One other question. Do you have an MFS on this file?

At 23 SEP 1998 12:33PM Dianne Graveline wrote:

Hi Aaron,

Yes, the hex headers you calculated match the data that is displayed when I do a DUMP on the file.

We ran a process last week that does an Rbasic select and reads every record in the file (thinking that this was okay to do). From that point on the .LK kept shrinking and the .OV kept increasing with every hit that every user on the system was making. We got everyone off of AREV, did a REMAKETABLE on the dictionary and data portions of the table, thinking that this could buy us some time and give us the opportunity to let users back on the system while we tried to resolve the problem. Our plan was to NOT run any processes that go through the entire file until we could resolve the problem. This plan worked fine for a couple of days until someone accidentally ran two processes that ran through the entire file and we discovered that our problem no longer existed. I had previously done a REMAKETABLE on the data portion only of the table (didn't do the dictionary) and it did not fix the problem, so at this point I don't know if it was a problem with the dictionary or if it was something completely different.

I have many copies of this file at different stages of corruption on my hard drive and have run many tests on it. REMAKETABLE does not seem to fix the problem on the tables on my hard drive. We discovered that anything that goes through the file and hits on every record once will trigger the file to start resizing itself for every read thereafter. If the process that is looping and reading records is stopped when the .LK file is resizing downward, and then it is started again, the .LK file will start increasing again to a certain point. Then if we run the process again, the .LK will start to shrink again.

Although the production file is stable right now, my concern is that the problem may appear again. I guess we'll keep our fingers crossed for now.

Thanks for your help Aaron - I welcome any suggestions you may have for testing the corrupted files on my hard drive.

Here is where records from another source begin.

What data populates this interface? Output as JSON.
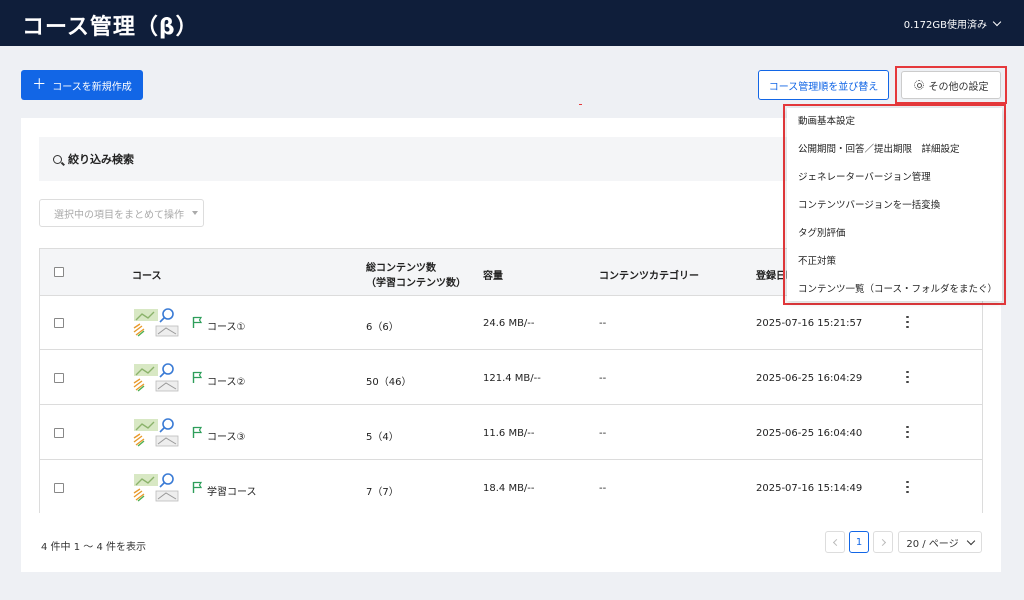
{
  "header": {
    "title": "コース管理（β）",
    "usage": "0.172GB使用済み"
  },
  "toolbar": {
    "new_course": "コースを新規作成",
    "sort": "コース管理順を並び替え",
    "settings": "その他の設定"
  },
  "settings_menu": [
    "動画基本設定",
    "公開期間・回答／提出期限　詳細設定",
    "ジェネレーターバージョン管理",
    "コンテンツバージョンを一括変換",
    "タグ別評価",
    "不正対策",
    "コンテンツ一覧（コース・フォルダをまたぐ）"
  ],
  "search": {
    "label": "絞り込み検索"
  },
  "bulk_action": {
    "label": "選択中の項目をまとめて操作"
  },
  "table": {
    "headers": {
      "course": "コース",
      "contents_line1": "総コンテンツ数",
      "contents_line2": "（学習コンテンツ数）",
      "size": "容量",
      "category": "コンテンツカテゴリー",
      "date": "登録日時"
    },
    "rows": [
      {
        "name": "コース①",
        "contents": "6（6）",
        "size": "24.6 MB/--",
        "category": "--",
        "date": "2025-07-16 15:21:57"
      },
      {
        "name": "コース②",
        "contents": "50（46）",
        "size": "121.4 MB/--",
        "category": "--",
        "date": "2025-06-25 16:04:29"
      },
      {
        "name": "コース③",
        "contents": "5（4）",
        "size": "11.6 MB/--",
        "category": "--",
        "date": "2025-06-25 16:04:40"
      },
      {
        "name": "学習コース",
        "contents": "7（7）",
        "size": "18.4 MB/--",
        "category": "--",
        "date": "2025-07-16 15:14:49"
      }
    ]
  },
  "pagination": {
    "summary": "4 件中 1 ～ 4 件を表示",
    "current_page": "1",
    "per_page": "20 / ページ"
  },
  "colors": {
    "header_bg": "#0f1e3a",
    "primary": "#1266e6",
    "highlight": "#e5383b"
  }
}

At 23 SEP 1998 12:44PM Dianne Graveline wrote:

Hi Victor,

Thanks for your response. Before I got a chance to do what you had recommended, the resizing problem somehow got fixed. I explained this all in my last message to Aaron.

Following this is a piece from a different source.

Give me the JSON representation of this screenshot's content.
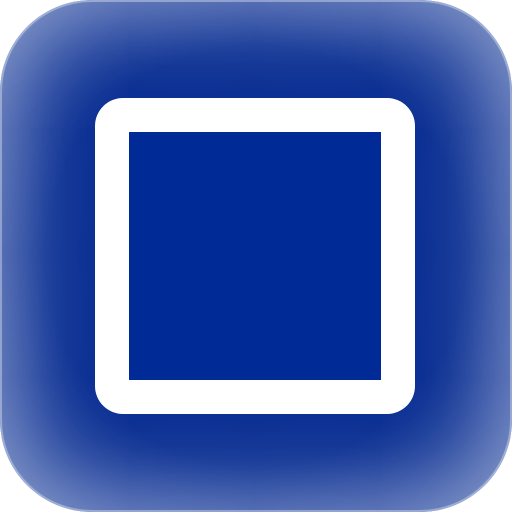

You asked the question "Do you have an MFS on this file?". The answer is not one that we wrote, only what is created by btree, xref, and relational indexes.

If the problem occurs again, we'll be sure to try your recommendation. What does changing the network driver to non-networking driver then back again do for the file?

Thanks again for your help!

At 24 SEP 1998 12:50PM Victor Engel wrote:

With some network drivers, if you try to do a remakefile on a file that has over 64K of record keys (list of keys in the group exceeds 64K) in a single group, the process will fail. This is not true of the non-networking driver from my experience.

At 24 SEP 1998 01:14PM Larry Wilson, TARDIS Systems, Inc. wrote:

I would try putting a SIZELOCK on the data and ! files before running readnext loops. If it's too much trouble to put in in every program, you could wrap the appropriate routines with your own code. Setting SIZELOCK to 1 will allow growth, but prevent shrinkage. I use it when rebuilding indexes (with my own front end) and it solved all of those mysterious file size mismatches of LK and OV, and I also use it before any routines that read all records. Unless you know your file will be actually storing less data (I've NEVER seen that! ), a sizelock of 1 makes great sense (unless someone can tell me what harm it might do.)

Larry Wilson

TSI

tardis@earthlink.net